The study, which followed nearly 24,000 German men and women between the ages of 35 and 64, found those who regularly took calcium supplements were 86 percent more likely to have a heart attack than those who did not. Study subjects who relied completely on supplements for their daily calcium intake were 139 percent more likely to have a heart attack.
"Calcium supplements, which might raise [heart attack] risk, should be taken with caution," the authors wrote in their report, published Wednesday in the journal Heart.
Calcium is critical for strong bones and teeth. But the new study suggests supplements, many of which are sold as tasty gummy candies and chocolates, are no replacement for healthy foods.
"Calcium supplements have been widely embraced by doctors and the public on the grounds that they are a natural and therefore safe way of preventing osteoporotic fractures," Ian Reid and Mark Bolland of the University of Auckland in New Zealand wrote in an editorial accompanying the study. "It is now becoming clear that taking this micronutrient in one or two daily [doses] is not natural, in that it does not reproduce the same metabolic effects as calcium in food."
Adult men and women should consume between 1,000 and 1,200 milligrams of calcium daily, according to the National Institutes of Health. For most Americans, that's a cup of yogurt, a glass of milk and a slice of cheese. For nondairy dieters, a bowl of enriched cereal, a glass of fortified orange juice, half a cup of tofu and a slice of salmon will do the trick.

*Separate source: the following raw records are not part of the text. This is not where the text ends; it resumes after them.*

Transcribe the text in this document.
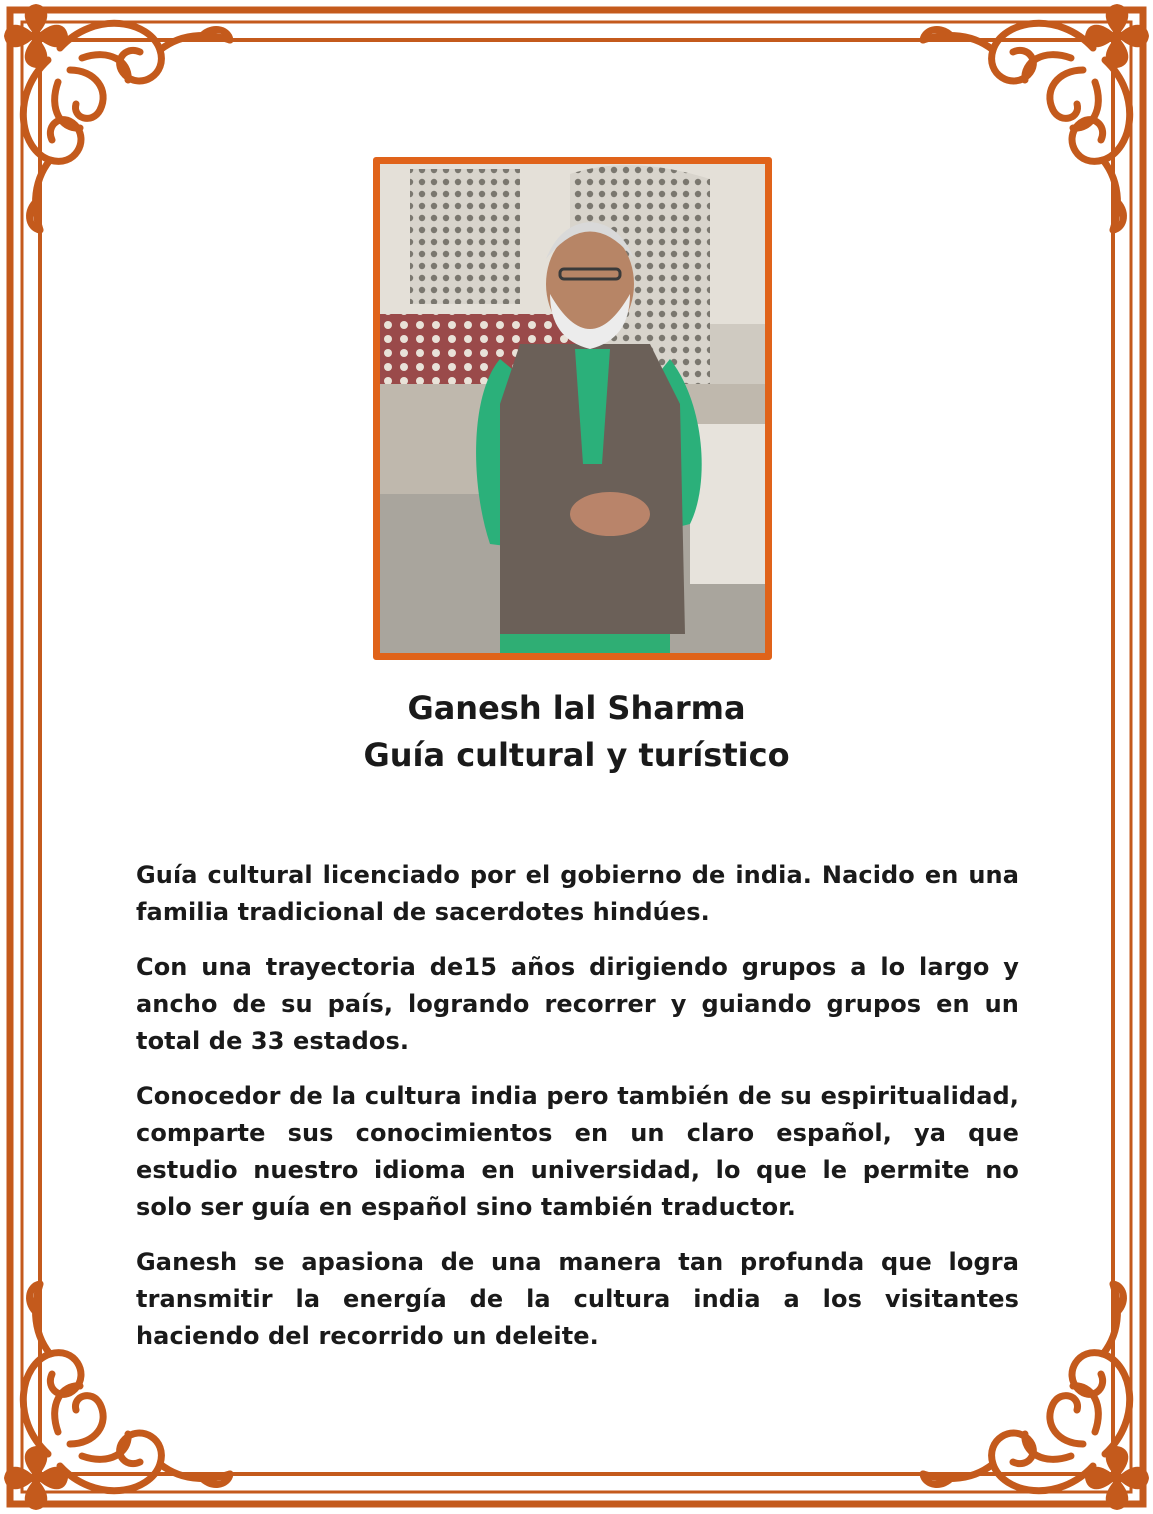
Ganesh lal Sharma
Guía cultural y turístico

Guía cultural licenciado por el gobierno de india. Nacido en una familia tradicional de sacerdotes hindúes.

Con una trayectoria de15 años dirigiendo grupos a lo largo y ancho de su país, logrando recorrer y guiando grupos en un total de 33 estados.

Conocedor de la cultura india pero también de su espiritualidad, comparte sus conocimientos en un claro español, ya que estudio nuestro idioma en universidad, lo que le permite no solo ser guía en español sino también traductor.

Ganesh se apasiona de una manera tan profunda que logra transmitir la energía de la cultura india a los visitantes haciendo del recorrido un deleite.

But some people, such as post-menopausal women, struggle to get enough calcium from food alone and turn to supplements for a boost. More than 60 percent of women over 60 take calcium supplements, up from 28 percent two decades ago according to a 2011 report from the U.S. Centers for Disease Control and Prevention's National Center for Health Statistics.
"We should return to seeing calcium as an important component of a balanced diet, and not as a low cost panacea to the universal problem of postmenopausal bone loss," wrote Reid and Bolland, who in 2011 linked calcium supplements to an increased risk of heart attack in post-menopausal women.
Supplements have been the topic of growing scrutiny, with a 2011 study linking the nutrient-packed pills to an increased risk of early death in older women.
"The assumption should not be that they can't hurt and might help," Dr. Harlan Krumholz, associate professor of medicine at Yale University School of Medicine told ABC News. "We should all want strong evidence of benefit and assurance of safety before making choices to take supplements."